Desde o início das jornadas, insistiu-se em que o acompanhamento não pode ser reduzido a técnicas psicológicas nem a esquemas prefabricados, mas que exige uma relação pessoal orientada para a vida interior e o seguimento de Cristo.
Santidade, liberdade e ação do Espírito Santo
Na sua intervenção inicial, o bispo de Vic, monsenhor Romà Casanova, recordou que toda forma de acompanhamento cristão tem como horizonte a santidade, entendida como união real com Cristo e plenitude do amor. Subrayou ainda que esta chamada, recordada pelo Concílio Vaticano II, é universal e vive-se na liberdade pessoal.

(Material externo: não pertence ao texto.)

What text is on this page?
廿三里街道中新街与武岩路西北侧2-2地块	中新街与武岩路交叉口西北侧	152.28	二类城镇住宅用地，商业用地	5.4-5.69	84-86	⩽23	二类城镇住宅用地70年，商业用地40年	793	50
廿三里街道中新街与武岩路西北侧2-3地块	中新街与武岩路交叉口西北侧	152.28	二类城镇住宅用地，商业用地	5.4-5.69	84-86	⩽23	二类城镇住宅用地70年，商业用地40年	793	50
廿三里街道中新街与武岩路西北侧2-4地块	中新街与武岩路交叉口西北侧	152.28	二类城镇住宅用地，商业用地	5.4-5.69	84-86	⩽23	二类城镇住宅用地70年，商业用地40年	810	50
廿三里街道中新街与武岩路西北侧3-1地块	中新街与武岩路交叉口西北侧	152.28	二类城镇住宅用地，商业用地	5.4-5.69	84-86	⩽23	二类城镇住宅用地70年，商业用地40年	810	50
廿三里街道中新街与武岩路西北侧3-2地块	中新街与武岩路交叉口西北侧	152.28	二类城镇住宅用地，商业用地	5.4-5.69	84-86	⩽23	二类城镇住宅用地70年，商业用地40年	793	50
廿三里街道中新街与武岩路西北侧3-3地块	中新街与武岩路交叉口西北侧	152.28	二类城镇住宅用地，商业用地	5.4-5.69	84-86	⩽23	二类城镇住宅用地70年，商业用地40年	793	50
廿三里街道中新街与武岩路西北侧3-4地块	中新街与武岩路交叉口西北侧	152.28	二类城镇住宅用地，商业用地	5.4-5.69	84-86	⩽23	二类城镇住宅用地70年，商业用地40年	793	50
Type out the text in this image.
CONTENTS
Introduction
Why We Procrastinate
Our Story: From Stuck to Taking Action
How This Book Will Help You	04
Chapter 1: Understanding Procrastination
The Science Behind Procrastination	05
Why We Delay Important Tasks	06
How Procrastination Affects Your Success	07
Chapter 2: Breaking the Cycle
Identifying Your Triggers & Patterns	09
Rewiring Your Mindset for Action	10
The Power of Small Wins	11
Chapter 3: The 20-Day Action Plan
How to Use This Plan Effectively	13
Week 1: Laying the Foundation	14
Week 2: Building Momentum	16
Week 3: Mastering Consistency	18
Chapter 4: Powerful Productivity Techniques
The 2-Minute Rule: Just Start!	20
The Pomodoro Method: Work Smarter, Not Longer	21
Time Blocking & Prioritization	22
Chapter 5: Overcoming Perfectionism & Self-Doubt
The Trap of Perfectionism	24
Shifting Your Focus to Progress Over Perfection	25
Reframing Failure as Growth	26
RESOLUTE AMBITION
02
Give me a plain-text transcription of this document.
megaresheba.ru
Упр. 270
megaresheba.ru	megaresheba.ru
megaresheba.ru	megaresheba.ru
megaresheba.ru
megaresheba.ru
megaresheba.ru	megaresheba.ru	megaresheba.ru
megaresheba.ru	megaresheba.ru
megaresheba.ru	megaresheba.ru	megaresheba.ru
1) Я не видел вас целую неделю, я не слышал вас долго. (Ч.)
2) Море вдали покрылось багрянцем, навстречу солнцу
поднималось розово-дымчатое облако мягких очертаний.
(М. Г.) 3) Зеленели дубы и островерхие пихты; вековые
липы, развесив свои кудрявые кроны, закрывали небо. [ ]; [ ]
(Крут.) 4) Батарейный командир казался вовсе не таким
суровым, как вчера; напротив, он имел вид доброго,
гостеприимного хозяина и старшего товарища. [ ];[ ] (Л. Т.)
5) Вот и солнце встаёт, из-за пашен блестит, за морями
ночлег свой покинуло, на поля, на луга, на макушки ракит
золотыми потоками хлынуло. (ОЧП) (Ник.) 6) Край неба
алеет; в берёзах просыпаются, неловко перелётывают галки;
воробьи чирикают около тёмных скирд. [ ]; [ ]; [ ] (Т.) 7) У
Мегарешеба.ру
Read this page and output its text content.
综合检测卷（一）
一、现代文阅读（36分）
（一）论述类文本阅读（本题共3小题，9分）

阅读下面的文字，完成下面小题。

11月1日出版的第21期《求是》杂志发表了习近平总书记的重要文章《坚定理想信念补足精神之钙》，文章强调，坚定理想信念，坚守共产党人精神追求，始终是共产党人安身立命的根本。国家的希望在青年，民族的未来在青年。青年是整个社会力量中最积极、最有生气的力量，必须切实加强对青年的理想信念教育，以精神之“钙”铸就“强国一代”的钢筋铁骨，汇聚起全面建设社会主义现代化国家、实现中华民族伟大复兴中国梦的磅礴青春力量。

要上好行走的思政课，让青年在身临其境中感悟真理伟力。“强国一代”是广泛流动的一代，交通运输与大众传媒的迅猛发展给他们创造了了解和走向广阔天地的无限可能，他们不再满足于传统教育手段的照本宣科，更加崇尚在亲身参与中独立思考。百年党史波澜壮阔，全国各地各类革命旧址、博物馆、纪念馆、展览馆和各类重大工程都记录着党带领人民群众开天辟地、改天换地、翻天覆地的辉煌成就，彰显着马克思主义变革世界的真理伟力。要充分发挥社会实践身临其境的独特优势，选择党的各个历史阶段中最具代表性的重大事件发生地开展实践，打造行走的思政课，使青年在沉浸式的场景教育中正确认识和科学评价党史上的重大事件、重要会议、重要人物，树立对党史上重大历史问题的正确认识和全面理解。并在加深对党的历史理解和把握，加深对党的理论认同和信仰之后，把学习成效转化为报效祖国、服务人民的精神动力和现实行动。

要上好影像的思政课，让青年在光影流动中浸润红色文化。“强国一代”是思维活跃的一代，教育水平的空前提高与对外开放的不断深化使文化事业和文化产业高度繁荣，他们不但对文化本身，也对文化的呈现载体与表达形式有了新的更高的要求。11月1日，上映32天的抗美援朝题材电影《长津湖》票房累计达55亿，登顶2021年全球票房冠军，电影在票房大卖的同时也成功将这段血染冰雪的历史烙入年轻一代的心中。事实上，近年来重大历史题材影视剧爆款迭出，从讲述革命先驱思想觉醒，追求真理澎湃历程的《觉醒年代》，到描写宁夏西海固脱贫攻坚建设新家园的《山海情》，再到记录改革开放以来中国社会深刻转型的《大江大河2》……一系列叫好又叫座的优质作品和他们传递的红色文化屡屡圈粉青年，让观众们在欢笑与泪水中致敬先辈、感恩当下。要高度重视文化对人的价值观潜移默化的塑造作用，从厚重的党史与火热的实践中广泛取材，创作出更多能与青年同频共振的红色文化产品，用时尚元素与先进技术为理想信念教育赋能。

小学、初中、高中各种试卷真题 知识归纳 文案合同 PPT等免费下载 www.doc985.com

Os ponentes coincidiram em assinalar que o acompanhante espiritual não substitui a consciência nem dirige de fora, mas ajuda a discernir, respeitando sempre a dignidade da pessoa e reconhecendo o Espírito Santo como verdadeiro protagonista do crescimento espiritual.
Acompanhar em tempos de confusão cultural
As jornadas abordaram também o contexto cultural atual, descrito como marcado por uma perda de referências religiosas e por uma fragmentação interior crescente. Neste cenário, destacou-se que muitas pessoas voltam a aproximar-se da Igreja em busca de sentido, o que torna especialmente necessária uma pastoral baseada na proximidade e na escuta.
Insistiu-se em que o acompanhamento exige sacerdotes formados não só doutrinalmente, mas também em humanidade e vida espiritual, capazes de oferecer um testemunho credível.
Jovens, mundo digital e relação pessoal
Uma parte das sessões centrou-se no acompanhamento dos jovens, especialmente condicionados pela cultura digital. Advertiu-se sobre as dificuldades que plantea uma vida mediada por ecrãs e perfis virtuais, e sublinhou-se a importância de gerar relações reais que ajudem a construir a identidade pessoal.
Neste âmbito, pôs-se de relevo que o primeiro passo pastoral é o amor concreto e a proximidade, mais do que os discursos abstractos.
A fraternidade sacerdotal como sustentação do ministério
Outro dos temas tratados foi a fraternidade sacerdotal, apresentada como um elemento essencial para sustentar a vida e a missão do sacerdote. Destacou-se que o acompanhamento não é só uma tarefa para os fiéis, mas também uma necessidade entre os próprios presbíteros, para evitar o isolamento e fortalecer a comunhão.
As jornadas concluíram sublinhando o valor destes encontros como espaços estáveis de formação, reflexão e apoio mútuo no exercício do ministério sacerdotal.